LONTARAN pemikiran GWS (2025) tentang koperasi dan perkoperasian di Tanah Air sebagai “infrastruktur tanpa ekosistem keilmuan” patut dikaji secara cermat. Seperti dikemukakannya, Indonesia memiliki segala perangkat formal untuk koperasi. Yaitu antara lain Kementerian Koperasi dan UKM, Dewan Koperasi Indonesia (DEKOPIN), bahkan Institut Koperasi Indonesia (IKOPIN) – satu-satunya perguruan tinggi yang seharusnya menjadi benteng ilmu koperasi. Namun yang terjadi adalah anomali epistemologis yang mengejutkan, yaitu IKOPIN sama sekali tidak memiliki Program Studi Koperasi. Di kampus yang didirikan khusus untuk koperasi ini, yang ditawarkan adalah program studi Manajemen, Akuntansi, dan Ekonomi Syariah – jurusan yang bisa ditemukan di universitas mana pun. Ini seperti Institut Teknologi yang tidak mengajarkan teknik, atau Sekolah Tinggi Seni yang tidak punya jurusan seni rupa. Hal ini cerminan dari kegagalan sistemik: kita membangun institusi tanpa membangun ilmu yang seharusnya menjadi jiwanya.
Ada empat hal yang saya pikir perlu mendapat perhatian semua pihak agar koperasi dan ilmu perkoperasian patut dikuatkan atas dasar ekosistem keilmuan yang utuh dan solid.
Pertama, saat ini koperasi dan perkoperasian diilustrasikan sebagai amanat Konstitusional yang terpinggirkan (Pakpahan, 2025). Koperasi dalam Pasal 33 bukan sekadar badan usaha. Koperasi merupakan instrumen strategis untuk merestrukturisasi susunan ekonomi warisan penjajahan. Mohammad Hatta, sang Bapak Koperasi, menegaskan bahwa koperasi adalah jalan ketiga—bukan kapitalisme, bukan sosialisme, melainkan jalan kekeluargaan yang sesuai dengan jiwa bangsa Indonesia. Koperasi adalah alat dekolonialisasi ekonomi, bukan sekadar entitas bisnis. Namun dalam praktik akademik, koperasi justru direduksi menjadi subtopik dalam ilmu manajemen atau ekonomi mikro.
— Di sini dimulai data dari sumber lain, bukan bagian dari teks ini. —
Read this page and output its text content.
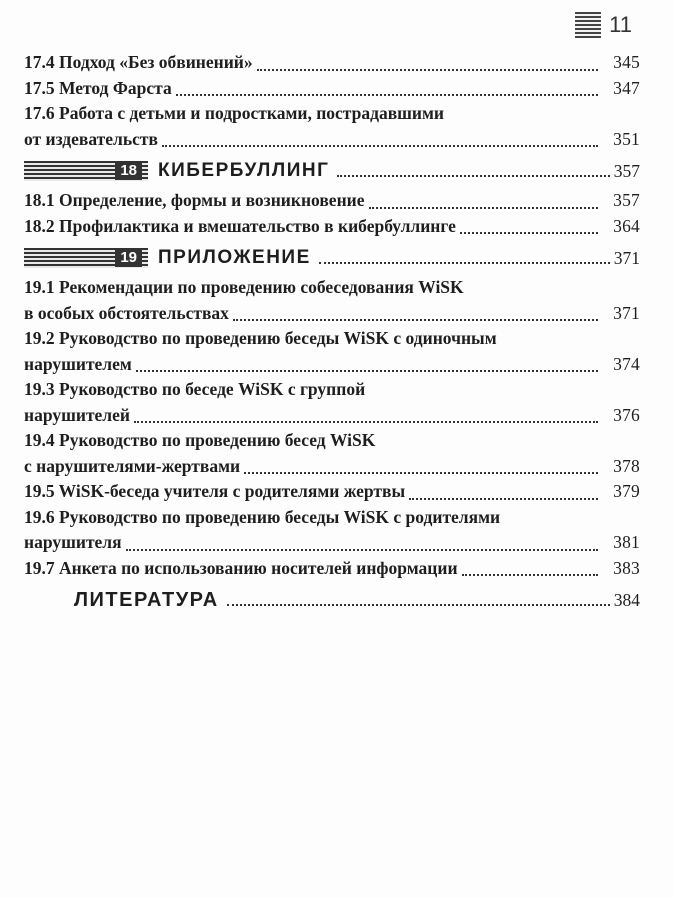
11
17.4 Подход «Без обвинений»	345
17.5 Метод Фарста	347
17.6 Работа с детьми и подростками, пострадавшими
от издевательств	351
18 КИБЕРБУЛЛИНГ	357
18.1 Определение, формы и возникновение	357
18.2 Профилактика и вмешательство в кибербуллинге	364
19 ПРИЛОЖЕНИЕ	371
19.1 Рекомендации по проведению собеседования WiSK
в особых обстоятельствах	371
19.2 Руководство по проведению беседы WiSK с одиночным
нарушителем	374
19.3 Руководство по беседе WiSK с группой
нарушителей	376
19.4 Руководство по проведению бесед WiSK
с нарушителями-жертвами	378
19.5 WiSK-беседа учителя с родителями жертвы	379
19.6 Руководство по проведению беседы WiSK с родителями
нарушителя	381
19.7 Анкета по использованию носителей информации	383
ЛИТЕРАТУРА	384
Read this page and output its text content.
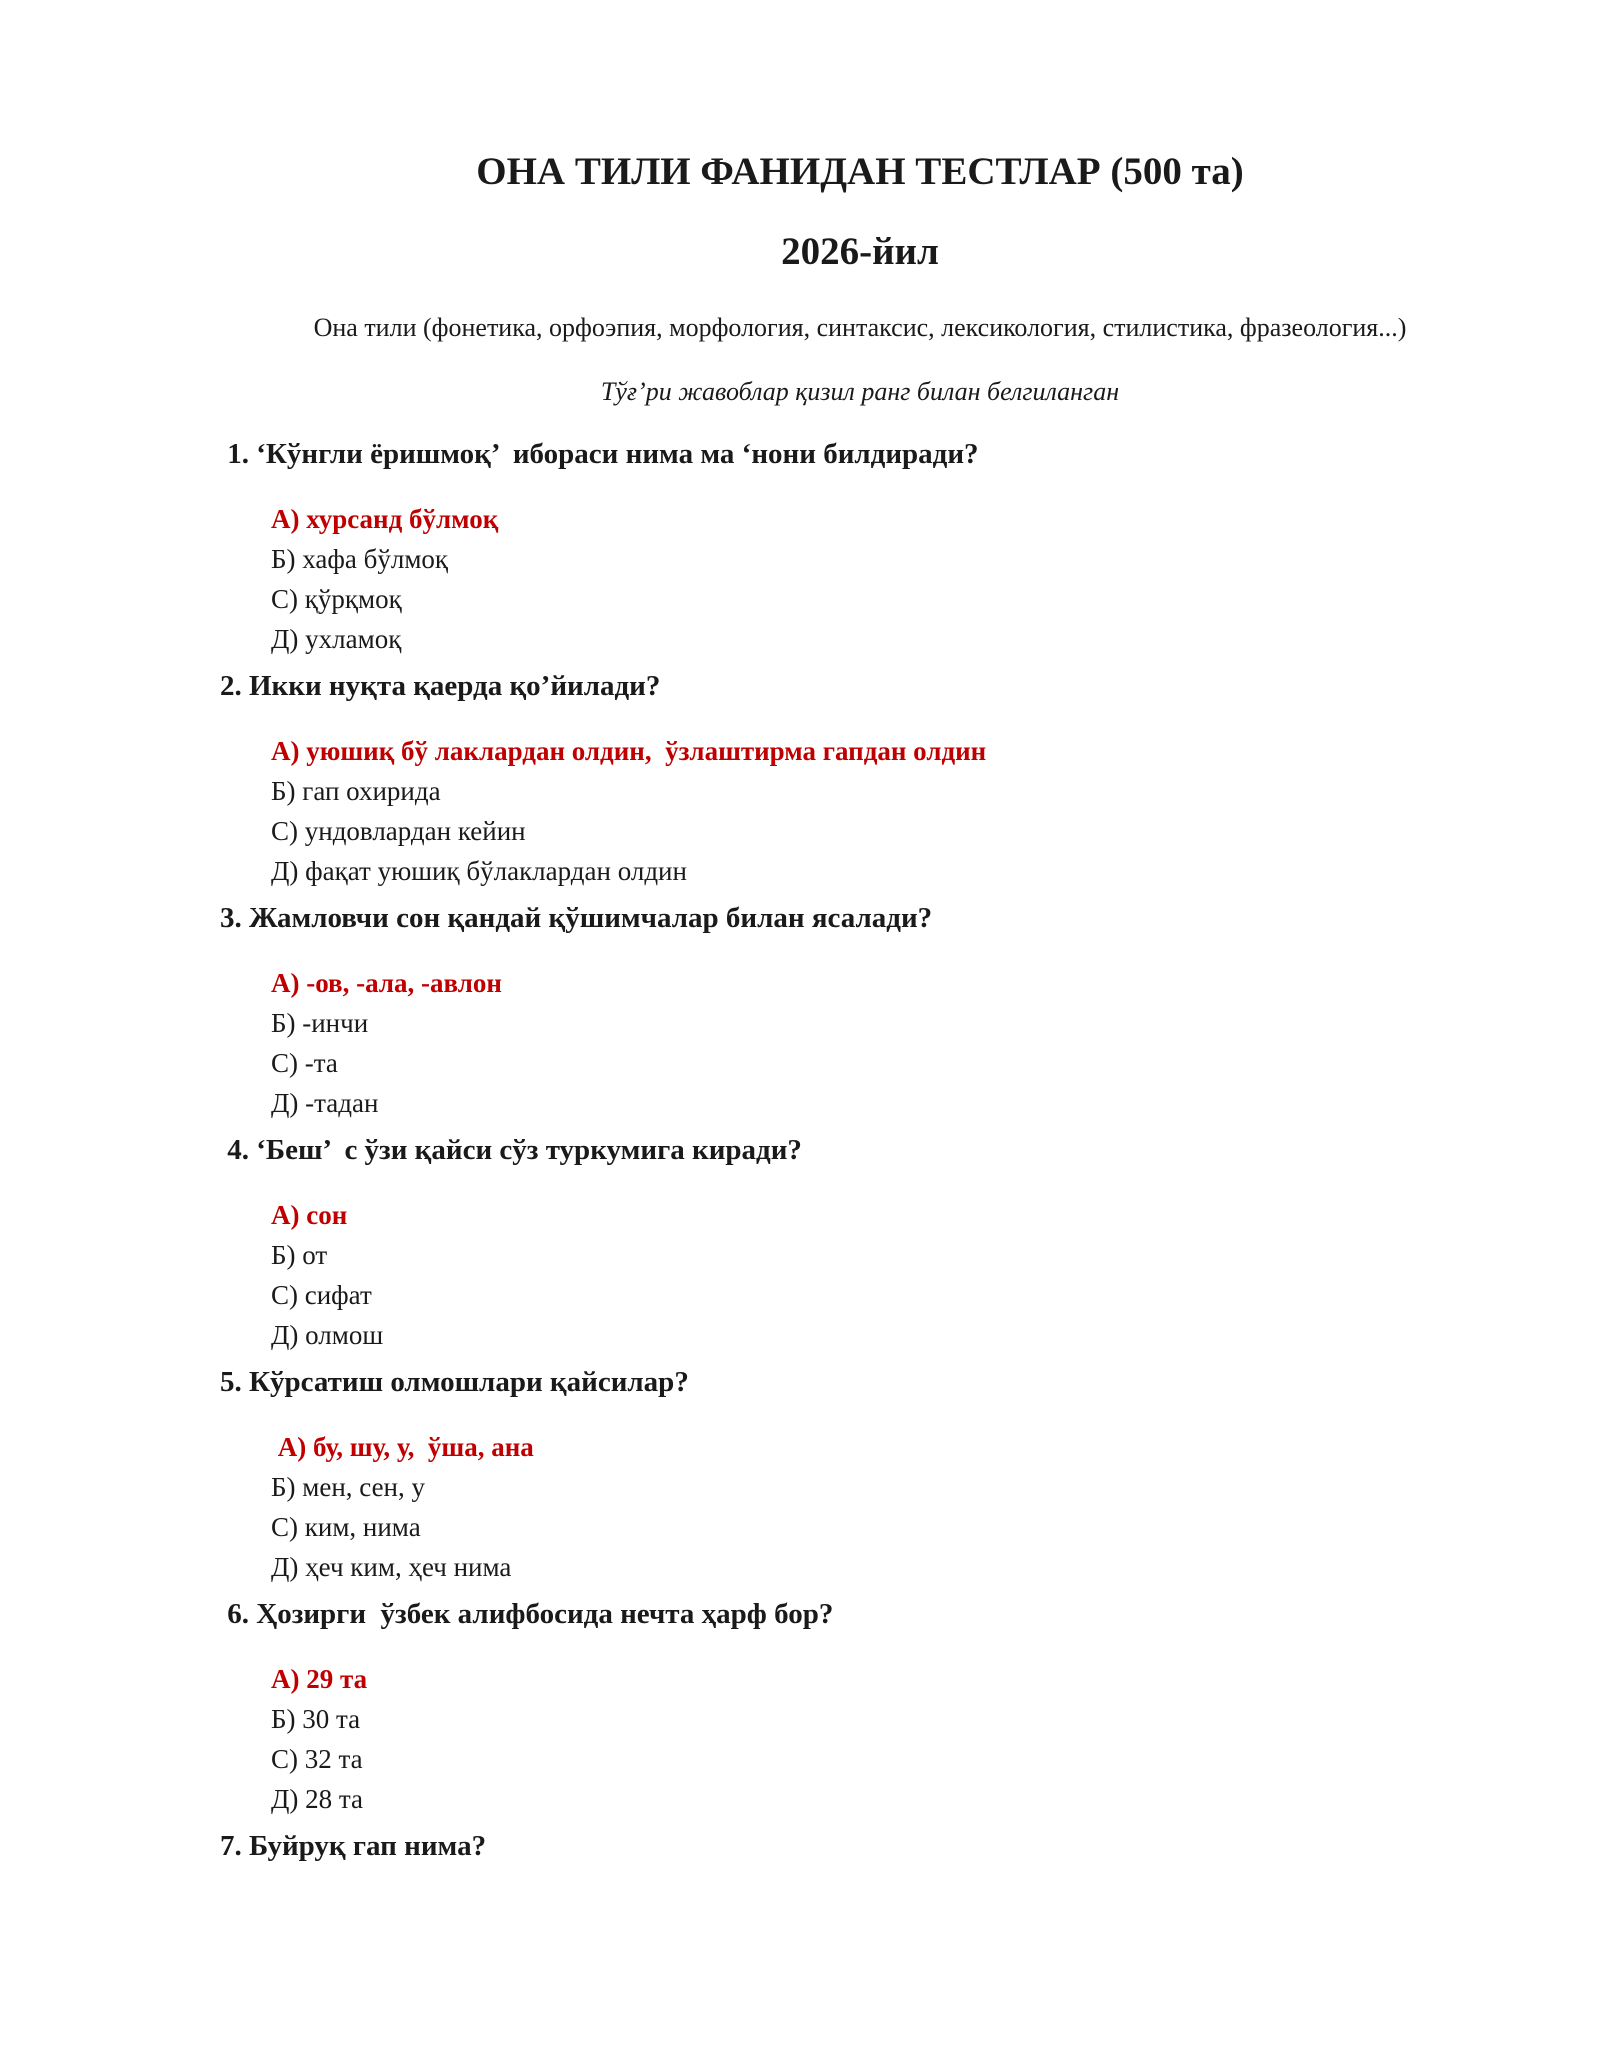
ОНА ТИЛИ ФАНИДАН ТЕСТЛАР (500 та)
2026-йил

Она тили (фонетика, орфоэпия, морфология, синтаксис, лексикология, стилистика, фразеология...)

Тўғ’ри жавоблар қизил ранг билан белгиланган

1. ‘Кўнгли ёришмоқ’  ибораси нима ма ‘нони билдиради?

А) хурсанд бўлмоқ

Б) хафа бўлмоқ

С) қўрқмоқ

Д) ухламоқ

2. Икки нуқта қаерда қо’йилади?

А) уюшиқ бў лаклардан олдин,  ўзлаштирма гапдан олдин

Б) гап охирида

С) ундовлардан кейин

Д) фақат уюшиқ бўлаклардан олдин

3. Жамловчи сон қандай қўшимчалар билан ясалади?

А) -ов, -ала, -авлон

Б) -инчи

С) -та

Д) -тадан

4. ‘Беш’  с ўзи қайси сўз туркумига киради?

А) сон

Б) от

С) сифат

Д) олмош

5. Кўрсатиш олмошлари қайсилар?

А) бу, шу, у,  ўша, ана

Б) мен, сен, у

С) ким, нима

Д) ҳеч ким, ҳеч нима

6. Ҳозирги  ўзбек алифбосида нечта ҳарф бор?

А) 29 та

Б) 30 та

С) 32 та

Д) 28 та

7. Буйруқ гап нима?
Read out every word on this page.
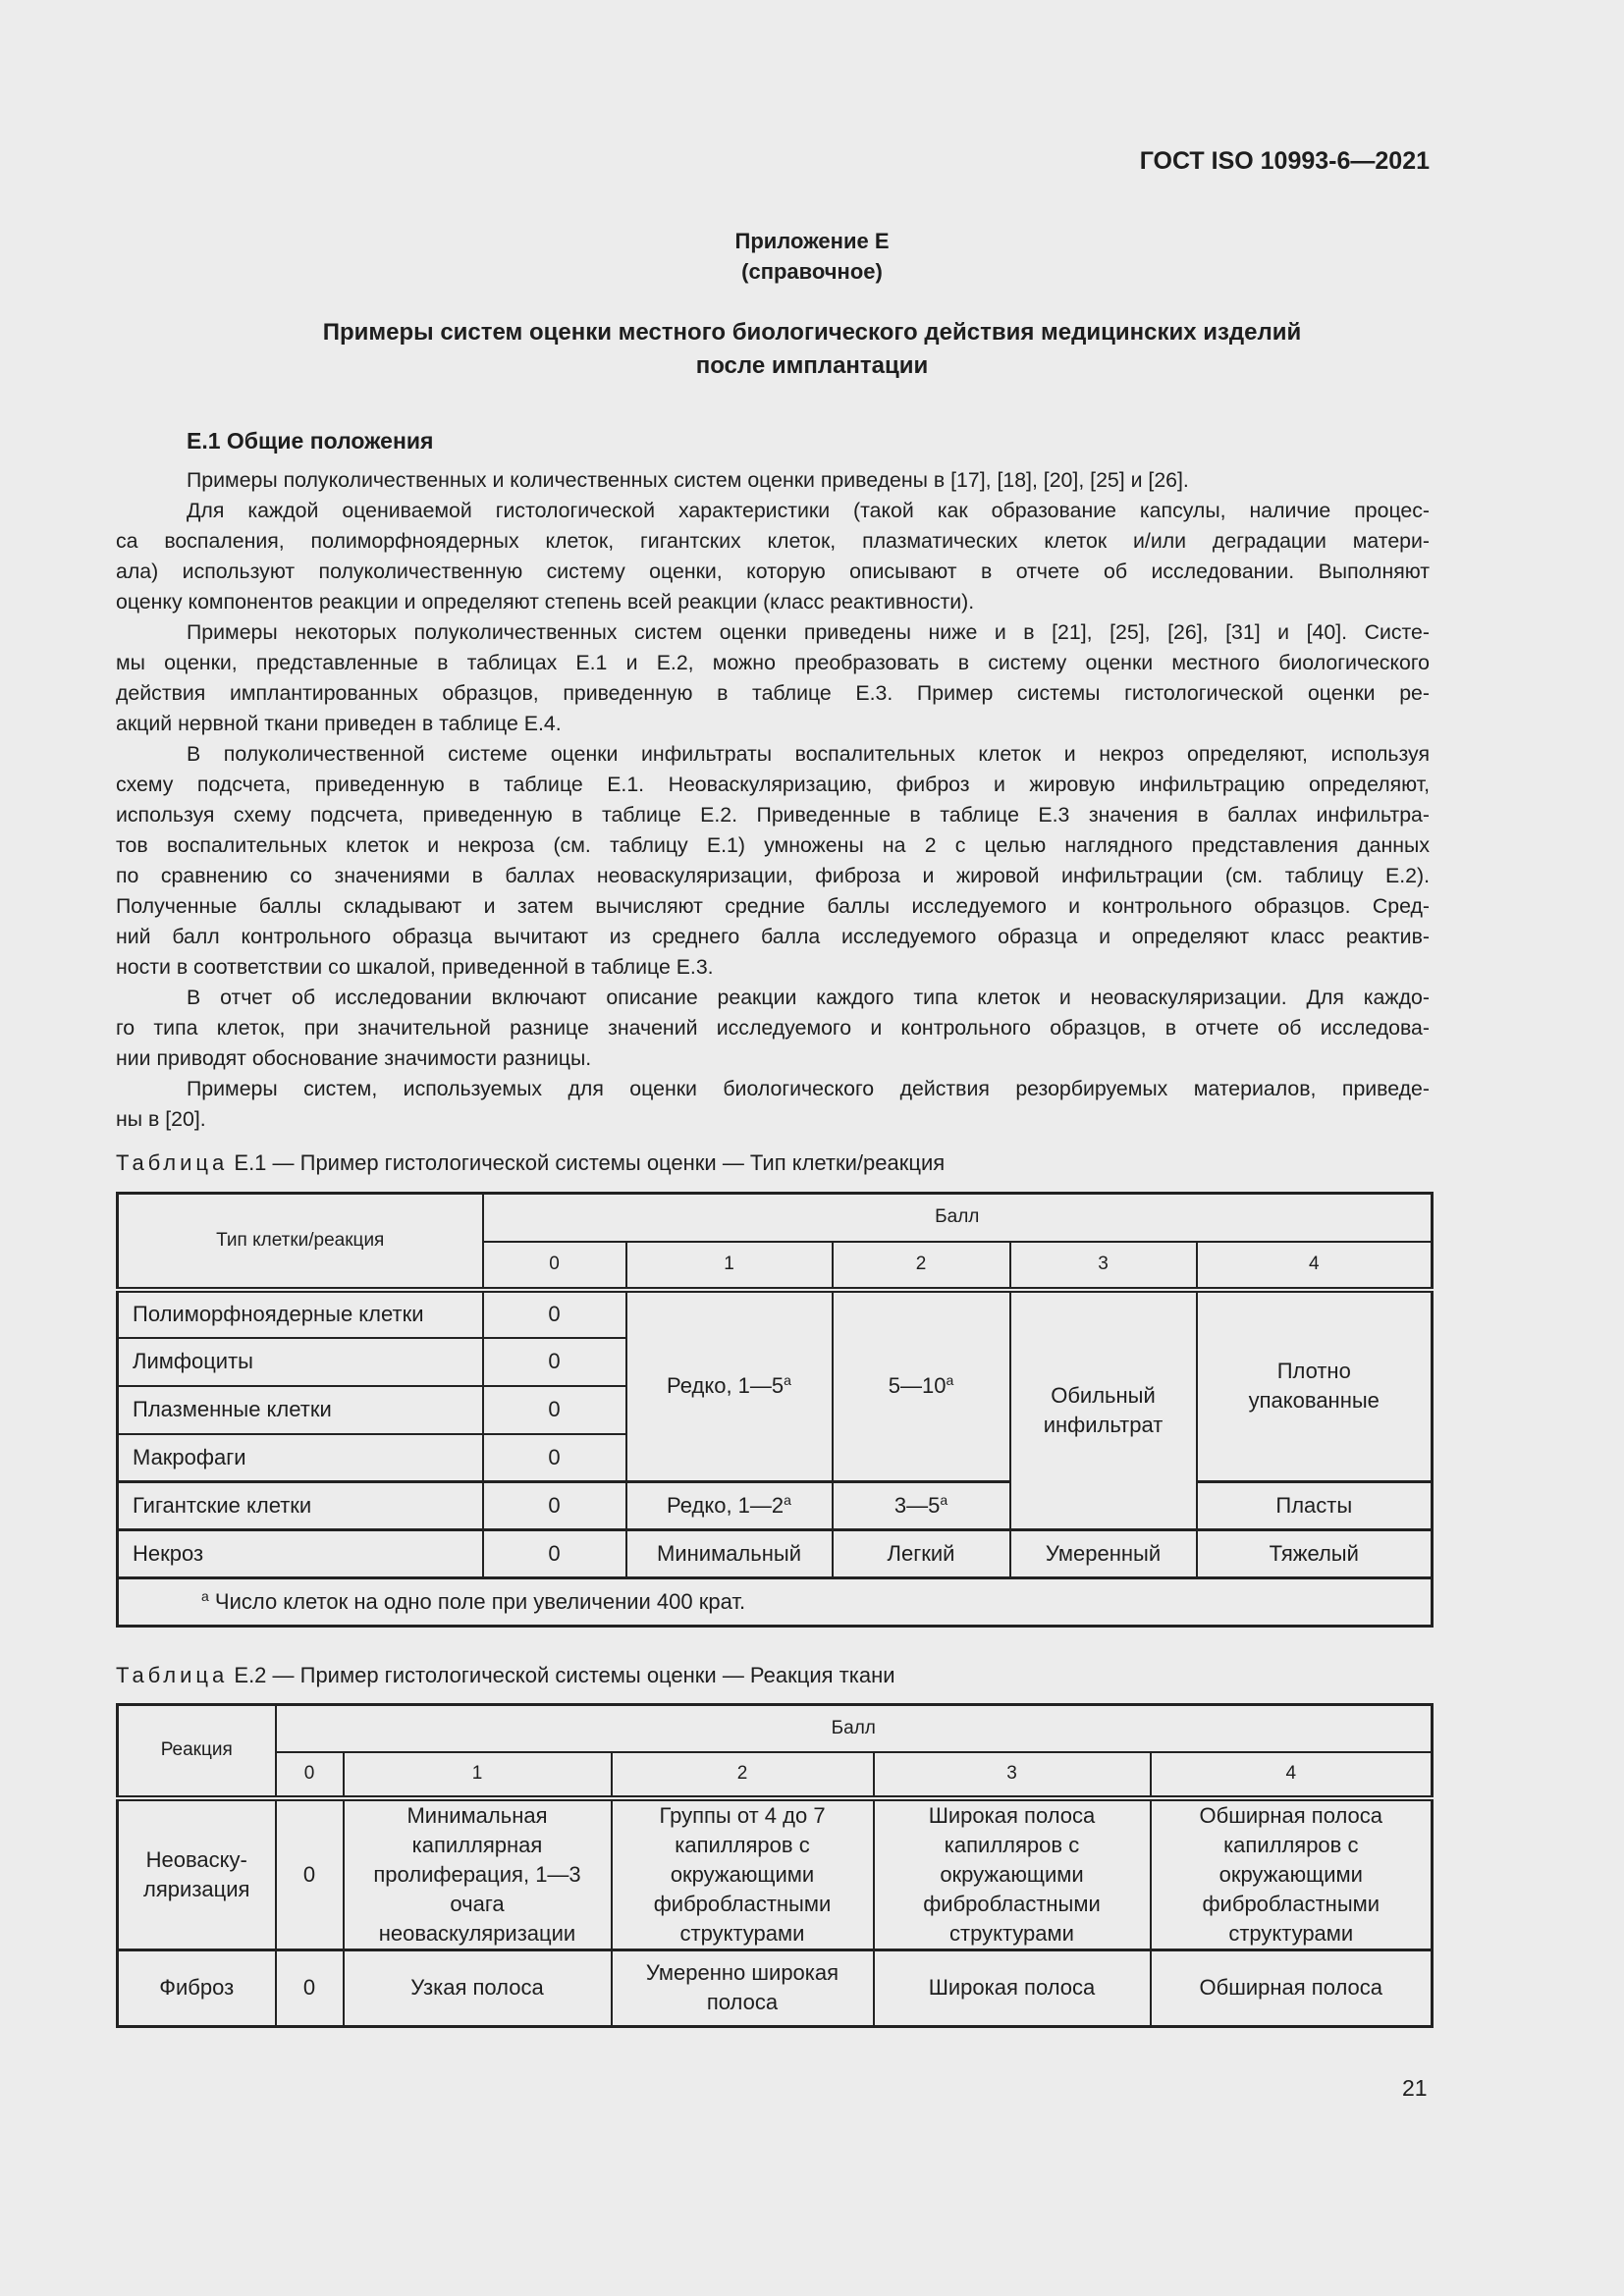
ГОСТ ISO 10993-6—2021
Приложение Е
(справочное)
Примеры систем оценки местного биологического действия медицинских изделий
после имплантации
Е.1 Общие положения
Примеры полуколичественных и количественных систем оценки приведены в [17], [18], [20], [25] и [26].
Для каждой оцениваемой гистологической характеристики (такой как образование капсулы, наличие процес-
са воспаления, полиморфноядерных клеток, гигантских клеток, плазматических клеток и/или деградации матери-
ала) используют полуколичественную систему оценки, которую описывают в отчете об исследовании. Выполняют
оценку компонентов реакции и определяют степень всей реакции (класс реактивности).
Примеры некоторых полуколичественных систем оценки приведены ниже и в [21], [25], [26], [31] и [40]. Систе-
мы оценки, представленные в таблицах Е.1 и Е.2, можно преобразовать в систему оценки местного биологического
действия имплантированных образцов, приведенную в таблице Е.3. Пример системы гистологической оценки ре-
акций нервной ткани приведен в таблице Е.4.
В полуколичественной системе оценки инфильтраты воспалительных клеток и некроз определяют, используя
схему подсчета, приведенную в таблице Е.1. Неоваскуляризацию, фиброз и жировую инфильтрацию определяют,
используя схему подсчета, приведенную в таблице Е.2. Приведенные в таблице Е.3 значения в баллах инфильтра-
тов воспалительных клеток и некроза (см. таблицу Е.1) умножены на 2 с целью наглядного представления данных
по сравнению со значениями в баллах неоваскуляризации, фиброза и жировой инфильтрации (см. таблицу Е.2).
Полученные баллы складывают и затем вычисляют средние баллы исследуемого и контрольного образцов. Сред-
ний балл контрольного образца вычитают из среднего балла исследуемого образца и определяют класс реактив-
ности в соответствии со шкалой, приведенной в таблице Е.3.
В отчет об исследовании включают описание реакции каждого типа клеток и неоваскуляризации. Для каждо-
го типа клеток, при значительной разнице значений исследуемого и контрольного образцов, в отчете об исследова-
нии приводят обоснование значимости разницы.
Примеры систем, используемых для оценки биологического действия резорбируемых материалов, приведе-
ны в [20].
Таблица Е.1 — Пример гистологической системы оценки — Тип клетки/реакция
Тип клетки/реакция	Балл				
	0	1	2	3	4
Полиморфноядерные клетки	0	Редко, 1—5$^a$	5—10$^a$	Обильный инфильтрат	Плотно упакованные
Лимфоциты	0				
Плазменные клетки	0				
Макрофаги	0				
Гигантские клетки	0	Редко, 1—2$^a$	3—5$^a$		Пласты
Некроз	0	Минимальный	Легкий	Умеренный	Тяжелый
$^a$ Число клеток на одно поле при увеличении 400 крат.					
Таблица Е.2 — Пример гистологической системы оценки — Реакция ткани
Реакция	Балл				
	0	1	2	3	4
Неоваску-ляризация	0	Минимальная капиллярная пролиферация, 1—3 очага неоваскуляризации	Группы от 4 до 7 капилляров с окружающими фибробластными структурами	Широкая полоса капилляров с окружающими фибробластными структурами	Обширная полоса капилляров с окружающими фибробластными структурами
Фиброз	0	Узкая полоса	Умеренно широкая полоса	Широкая полоса	Обширная полоса
21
Tidak ada fakultas atau departemen khusus yang mengembangkan epistemologi perkoperasian sebagai ilmu yang berdiri sendiri. Padahal, koperasi memiliki logika, nilai, dan struktur yang berbeda dari perusahaan kapitalistik. Ia mengandung dimensi sosial, spiritual, dan politik yang khas. Ini yang perlu menjadi perhatian semua pemangku kepentingan mengapa koperasi seperti kehilangan ruh dan jatidirinya. Solusinya antara lain perlunya menguatkan koperasi dan perkoperasian sebagai suatu rumpun ilmu yang ajeg dengan menumbuhsuburkan ekosistem keilmuan seperti ilmu-ilmu lainnya yang sudah dahulu berkembang dan diakui masyarakat luas.
Kedua, koperasi dan perkoperasian perlu lebih mempromosikan diri sebagai keilmuan mandiri melalui reposisi peran dan posisi koperasi dan perkoperasian dalam dimensi fisafat perkoperasian. Dalam bidang filsafat, terdapat tiga pilar utama yang menjadi dasar kerangka pemikiran, yaitu ontologi, epistemologi, dan aksiologi. Aspek Ontologi berkaitan dengan eksistensi dan sifat dari realitas, serta mempertanyakan apa yang ada dan bagaimana hubungan antarentitas tersebut. Dalam konteks ini koperasi bisa diamati dari eksistensi selama ini sebagai entitas sosial perekonomian masyarakat. Pasal 33 ayat 1 UUD 1945 menyatakan bahwa perekonomian disusun sebagai usaha bersama berdasar atas azas kekeluargaan, yang salah satu bentuknya koperasi. Namun demikian, ide dan praktik mulia koperasi secara pelahan dan terus tergerus dalam kekuatan kapitalisme yang luar biasa. Kehadiran koperasi sering “kalah bersaing” atau terpinggirkan oleh gurita perekonomian Dunia yang bercirikan kapitalistik. Fenomena ini, melahirkan berbagai pikiran untuk melakukan prilaku optimistik melalui gerakan kolektif kolegial dalam membangun koperasi paradigma baru.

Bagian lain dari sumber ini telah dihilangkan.